El cielo despertó extraño muchas veces para los corresponsales. No era gris como casi siempre, como nos recuerda la sorna de Javi Albisu, uno de esos agencieros anónimos como Marta Borrás, como Rosa Jiménez, como Laura Zornoza, que hacen que los españoles sean los mejores corresponsales en la ciudad más difícil para serlo, donde solo brilla la élite. No llovía como llovió tantas de aquellas tardes en las que los maestros Andreu Missé y Bernardo de Miguel, de los que una generación entera aprendimos a ser corresponsales, paseaban por la otra Bruselas. No era azul como en los días que vuelves cansado, frío y sucio después de rodar horas por los canales de Flandes que recuerdan la lectura de La pena de Bélgica, la obra magna de Hugo Claus, quien tuvo la valentía de elegir su muerte cuando se hartó de vivir entre nosotros. Esa Bélgica que aprendiste leyendo a Bea Navarro, tal vez la única que supo contarnos la esencia del país que vivimos. Tal vez la mejor, con un Claudi Pérez que nos enseñó a explicar aquella crisis que no entendíamos.
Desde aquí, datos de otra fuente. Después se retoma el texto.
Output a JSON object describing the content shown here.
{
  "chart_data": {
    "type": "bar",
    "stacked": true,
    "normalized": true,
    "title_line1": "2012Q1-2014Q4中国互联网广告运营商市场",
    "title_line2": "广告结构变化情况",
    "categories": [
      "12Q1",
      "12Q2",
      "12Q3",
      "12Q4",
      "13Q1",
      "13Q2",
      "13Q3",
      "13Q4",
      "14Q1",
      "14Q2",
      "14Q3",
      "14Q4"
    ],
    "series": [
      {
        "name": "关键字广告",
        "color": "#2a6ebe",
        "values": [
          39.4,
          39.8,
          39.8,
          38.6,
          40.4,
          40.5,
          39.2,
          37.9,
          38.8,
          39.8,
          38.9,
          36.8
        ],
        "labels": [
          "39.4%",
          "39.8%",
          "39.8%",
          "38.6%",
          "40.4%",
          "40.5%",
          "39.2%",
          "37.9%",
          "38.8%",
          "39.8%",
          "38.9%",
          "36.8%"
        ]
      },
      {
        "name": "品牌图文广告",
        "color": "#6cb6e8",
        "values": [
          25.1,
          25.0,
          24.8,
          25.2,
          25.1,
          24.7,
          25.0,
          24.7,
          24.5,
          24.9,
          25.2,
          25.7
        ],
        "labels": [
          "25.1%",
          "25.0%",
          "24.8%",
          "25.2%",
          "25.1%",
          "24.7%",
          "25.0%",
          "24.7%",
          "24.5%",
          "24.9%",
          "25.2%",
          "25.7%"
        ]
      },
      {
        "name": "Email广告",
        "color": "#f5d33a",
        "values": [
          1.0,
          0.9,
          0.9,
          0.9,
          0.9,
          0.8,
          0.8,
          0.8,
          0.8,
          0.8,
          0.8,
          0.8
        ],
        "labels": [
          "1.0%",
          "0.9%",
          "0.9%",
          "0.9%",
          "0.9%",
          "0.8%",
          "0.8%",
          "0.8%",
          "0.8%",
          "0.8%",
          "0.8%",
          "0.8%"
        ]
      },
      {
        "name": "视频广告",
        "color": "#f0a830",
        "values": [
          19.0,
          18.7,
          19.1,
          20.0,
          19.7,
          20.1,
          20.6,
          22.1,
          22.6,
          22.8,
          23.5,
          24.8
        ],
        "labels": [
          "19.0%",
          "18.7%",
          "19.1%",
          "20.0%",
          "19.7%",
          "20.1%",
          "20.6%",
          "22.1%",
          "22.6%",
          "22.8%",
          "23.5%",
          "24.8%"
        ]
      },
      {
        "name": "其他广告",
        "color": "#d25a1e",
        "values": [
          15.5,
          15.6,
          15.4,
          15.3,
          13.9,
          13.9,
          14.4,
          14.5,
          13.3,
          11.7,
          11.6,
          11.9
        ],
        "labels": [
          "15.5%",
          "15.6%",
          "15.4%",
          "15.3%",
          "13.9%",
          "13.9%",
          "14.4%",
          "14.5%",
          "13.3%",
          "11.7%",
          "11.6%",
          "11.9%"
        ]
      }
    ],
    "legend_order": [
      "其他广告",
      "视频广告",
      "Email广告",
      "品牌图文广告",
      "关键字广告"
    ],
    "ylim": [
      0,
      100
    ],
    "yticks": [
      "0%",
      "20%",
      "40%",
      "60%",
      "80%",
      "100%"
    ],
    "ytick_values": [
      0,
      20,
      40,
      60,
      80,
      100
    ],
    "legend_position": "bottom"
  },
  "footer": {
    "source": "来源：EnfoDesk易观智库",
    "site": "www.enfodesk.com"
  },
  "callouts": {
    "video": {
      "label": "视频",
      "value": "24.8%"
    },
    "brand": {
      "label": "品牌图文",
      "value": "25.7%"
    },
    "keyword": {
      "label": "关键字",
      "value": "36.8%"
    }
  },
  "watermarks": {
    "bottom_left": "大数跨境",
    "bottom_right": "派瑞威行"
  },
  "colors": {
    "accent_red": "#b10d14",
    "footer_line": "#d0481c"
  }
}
El cielo no tenía ese color blanquecino de los días de mucha nieve, como cuando trajiste a los niños en trineo de la escuela y las fotos le sacaron una sonrisa a Griselda Pastor, que tantas noches nos cuidó y tanta paciencia tuvo, quien siempre fue por delante. La matriarca. No era el cielo de miedo de aquel martes 22 de marzo de 2016, cuando los artificieros de la Policía detonaban cualquier cosa. Y las ventanas tiritaban. El día que cambió Bruselas para siempre y que marcó a una generación de periodistas. Porque eres extranjero y estás de paso, aunque alguno llevemos 20 años y ya seamos belgas, pero es tu ciudad y son tus vecinos. El día en que Zsuzsi Valyi tuvo que salir corriendo a sacar trozos de metal y vidrio, entre alaridos, de ojos ensangrentados. El día en que Antonio Delgado nos dio una clase magistral de periodismo radiofónico. El día en que acabaste temblando, llorando, solo, fumando un cigarrillo tras otro, sentado en un bordillo cerca del Cinquentenaire con los nervios hechos trizas entre los ruidos de las sirenas despavoridas después de enviar ya no sabes cuántas piezas escritas como un autómata. No eran esos cielos.
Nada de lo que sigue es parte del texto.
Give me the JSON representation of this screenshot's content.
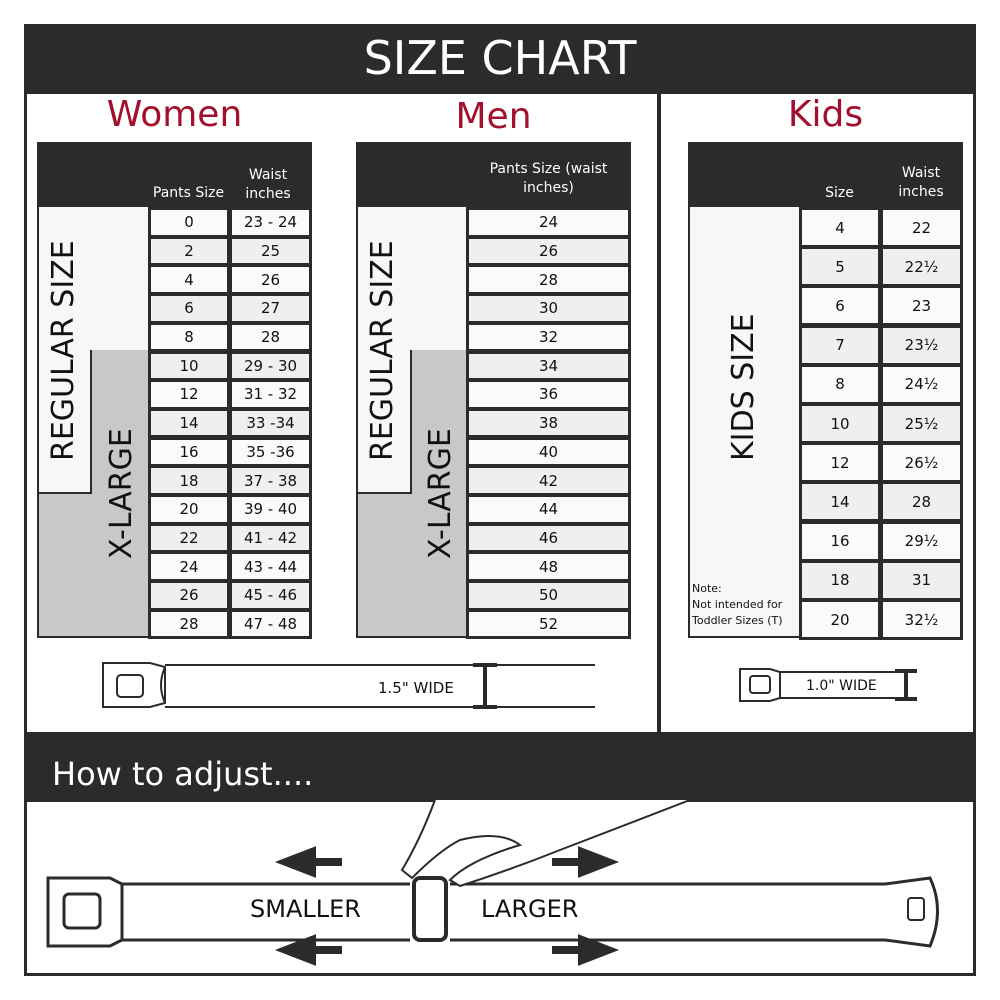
{
  "title": "SIZE CHART",
  "women": {
    "heading": "Women",
    "col1": "Pants Size",
    "col2": "Waist inches",
    "regular_label": "REGULAR SIZE",
    "xl_label": "X-LARGE",
    "rows": [
      [
        "0",
        "23 - 24"
      ],
      [
        "2",
        "25"
      ],
      [
        "4",
        "26"
      ],
      [
        "6",
        "27"
      ],
      [
        "8",
        "28"
      ],
      [
        "10",
        "29 - 30"
      ],
      [
        "12",
        "31 - 32"
      ],
      [
        "14",
        "33 -34"
      ],
      [
        "16",
        "35 -36"
      ],
      [
        "18",
        "37 - 38"
      ],
      [
        "20",
        "39 - 40"
      ],
      [
        "22",
        "41 - 42"
      ],
      [
        "24",
        "43 - 44"
      ],
      [
        "26",
        "45 - 46"
      ],
      [
        "28",
        "47 - 48"
      ]
    ]
  },
  "men": {
    "heading": "Men",
    "col1": "Pants Size (waist inches)",
    "regular_label": "REGULAR SIZE",
    "xl_label": "X-LARGE",
    "rows": [
      "24",
      "26",
      "28",
      "30",
      "32",
      "34",
      "36",
      "38",
      "40",
      "42",
      "44",
      "46",
      "48",
      "50",
      "52"
    ]
  },
  "kids": {
    "heading": "Kids",
    "col1": "Size",
    "col2": "Waist inches",
    "label": "KIDS SIZE",
    "note_title": "Note:",
    "note_text": "Not intended for Toddler Sizes (T)",
    "rows": [
      [
        "4",
        "22"
      ],
      [
        "5",
        "22½"
      ],
      [
        "6",
        "23"
      ],
      [
        "7",
        "23½"
      ],
      [
        "8",
        "24½"
      ],
      [
        "10",
        "25½"
      ],
      [
        "12",
        "26½"
      ],
      [
        "14",
        "28"
      ],
      [
        "16",
        "29½"
      ],
      [
        "18",
        "31"
      ],
      [
        "20",
        "32½"
      ]
    ]
  },
  "adult_width": "1.5\" WIDE",
  "kids_width": "1.0\" WIDE",
  "adjust": {
    "heading": "How to adjust....",
    "smaller": "SMALLER",
    "larger": "LARGER"
  }
}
El cielo despertó negro como las mentiras que leías cada mañana, sibilinas o burdas, disparatadas o bien elaboradas, pensando en qué mueve a alguien a firmar mentira tras mentira, pisoteando una profesión que vive de la confianza y la credibilidad. No los nombraremos otra vez, porque son cada vez más y porque ya pasaron casi todos por estas columnas. Porque hoy aquí solo caben quienes cuidan la profesión, no quienes la ensucian. Bastante tienen ellos con evacuar su mala baba y taparse las vergüenzas. ¿Es periodista quien firma una mentira a sabiendas? ¿Es periodista quien trata de engañar? Muchos deben creer que sí. Algunos hasta reciben premios supuestamente prestigiosos que entregan las más altas autoridades. La mayoría prefiere mirar a otro lado como si la ola de lodo que va arrasando todo no fuera a llevarse también por delante su pupitre.
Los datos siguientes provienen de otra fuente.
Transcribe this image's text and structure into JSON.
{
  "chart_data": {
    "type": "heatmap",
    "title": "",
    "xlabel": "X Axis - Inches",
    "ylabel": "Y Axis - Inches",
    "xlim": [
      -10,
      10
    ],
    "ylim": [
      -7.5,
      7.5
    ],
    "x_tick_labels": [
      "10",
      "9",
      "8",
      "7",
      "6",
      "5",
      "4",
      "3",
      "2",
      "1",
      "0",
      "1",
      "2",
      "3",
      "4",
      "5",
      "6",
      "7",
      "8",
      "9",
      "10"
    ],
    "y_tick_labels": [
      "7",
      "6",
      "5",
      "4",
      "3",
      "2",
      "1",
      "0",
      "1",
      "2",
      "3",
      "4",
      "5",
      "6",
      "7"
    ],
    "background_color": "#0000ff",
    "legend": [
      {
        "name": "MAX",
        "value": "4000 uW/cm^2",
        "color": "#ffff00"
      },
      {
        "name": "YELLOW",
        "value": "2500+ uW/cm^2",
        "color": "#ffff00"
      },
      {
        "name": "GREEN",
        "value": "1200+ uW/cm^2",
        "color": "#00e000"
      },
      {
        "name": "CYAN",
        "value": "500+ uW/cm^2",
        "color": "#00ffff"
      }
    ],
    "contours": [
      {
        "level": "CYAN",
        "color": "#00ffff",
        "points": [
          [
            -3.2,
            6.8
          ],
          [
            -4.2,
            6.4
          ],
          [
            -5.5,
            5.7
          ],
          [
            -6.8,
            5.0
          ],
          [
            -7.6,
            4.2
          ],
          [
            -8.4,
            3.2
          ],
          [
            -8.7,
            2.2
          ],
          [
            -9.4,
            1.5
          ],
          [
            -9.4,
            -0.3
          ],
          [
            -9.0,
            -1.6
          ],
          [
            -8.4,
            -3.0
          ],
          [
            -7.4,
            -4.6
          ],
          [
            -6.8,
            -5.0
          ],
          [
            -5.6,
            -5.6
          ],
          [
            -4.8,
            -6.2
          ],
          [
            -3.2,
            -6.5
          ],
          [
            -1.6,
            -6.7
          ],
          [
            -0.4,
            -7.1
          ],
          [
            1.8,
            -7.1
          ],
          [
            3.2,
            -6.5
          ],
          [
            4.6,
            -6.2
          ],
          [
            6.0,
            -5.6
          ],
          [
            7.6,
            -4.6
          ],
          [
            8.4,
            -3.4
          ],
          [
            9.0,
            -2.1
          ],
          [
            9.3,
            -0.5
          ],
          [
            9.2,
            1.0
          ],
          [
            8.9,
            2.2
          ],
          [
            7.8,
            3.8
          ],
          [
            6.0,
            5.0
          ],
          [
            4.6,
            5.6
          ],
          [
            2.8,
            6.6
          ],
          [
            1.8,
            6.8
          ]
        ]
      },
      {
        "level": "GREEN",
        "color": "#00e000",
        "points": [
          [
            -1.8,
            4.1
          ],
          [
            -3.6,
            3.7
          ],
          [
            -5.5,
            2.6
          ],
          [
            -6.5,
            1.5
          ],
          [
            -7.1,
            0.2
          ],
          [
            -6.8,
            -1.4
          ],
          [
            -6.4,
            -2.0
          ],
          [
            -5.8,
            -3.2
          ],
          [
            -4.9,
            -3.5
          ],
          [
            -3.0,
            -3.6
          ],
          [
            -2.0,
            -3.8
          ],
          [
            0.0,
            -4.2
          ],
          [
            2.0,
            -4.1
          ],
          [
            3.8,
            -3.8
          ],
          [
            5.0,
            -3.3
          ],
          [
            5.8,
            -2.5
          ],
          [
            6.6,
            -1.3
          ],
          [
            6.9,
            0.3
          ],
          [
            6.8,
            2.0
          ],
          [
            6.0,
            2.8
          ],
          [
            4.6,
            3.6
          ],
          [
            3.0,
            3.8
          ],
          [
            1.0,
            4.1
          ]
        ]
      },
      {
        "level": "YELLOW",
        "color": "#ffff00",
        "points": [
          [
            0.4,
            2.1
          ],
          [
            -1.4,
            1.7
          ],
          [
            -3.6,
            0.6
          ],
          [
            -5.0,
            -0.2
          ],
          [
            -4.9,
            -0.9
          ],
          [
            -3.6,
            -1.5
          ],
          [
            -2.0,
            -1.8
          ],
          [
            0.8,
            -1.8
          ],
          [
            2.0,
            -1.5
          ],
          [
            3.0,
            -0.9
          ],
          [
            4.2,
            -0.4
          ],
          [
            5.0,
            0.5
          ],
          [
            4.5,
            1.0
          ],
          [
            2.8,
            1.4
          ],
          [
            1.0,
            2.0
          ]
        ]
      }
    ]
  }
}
El cielo despertó sucio. El pelo limpio de los niños rubios se hizo un asco. Las luces se apagaron, los pasillos volvieron a ser los lugares inhóspitos de los que colgaban bombillas rotas a pedradas. Kiev 2014, donde el acero en la sien ya no importaba a nadie. De la mano de Dani Rosario siguiendo a las Berkut hasta su cuartel. Un tiro más, un tipo menos. No sabías si volver, si intentarlo una vez más, a sabiendas de que de aquel esfuerzo inútil no ibas a sacar más que melancolía. Y entonces, ¿por qué volvías? Porque no tenías más remedio que volver, porque la vuelta al error era siempre mejor que tus propios abismos. Porque contar las cosas como son y no como te interesan es la única forma de mirar a los ojos a tus hijos cuando vuelves a casa. El cielo extraño, negro, sucio, nunca cae. Siempre das un paso más, siempre sigues porque siempre hay una luz. Aunque tú no lo sepas, aunque tú no la veas hasta que alguien te abre los ojos. Gracias.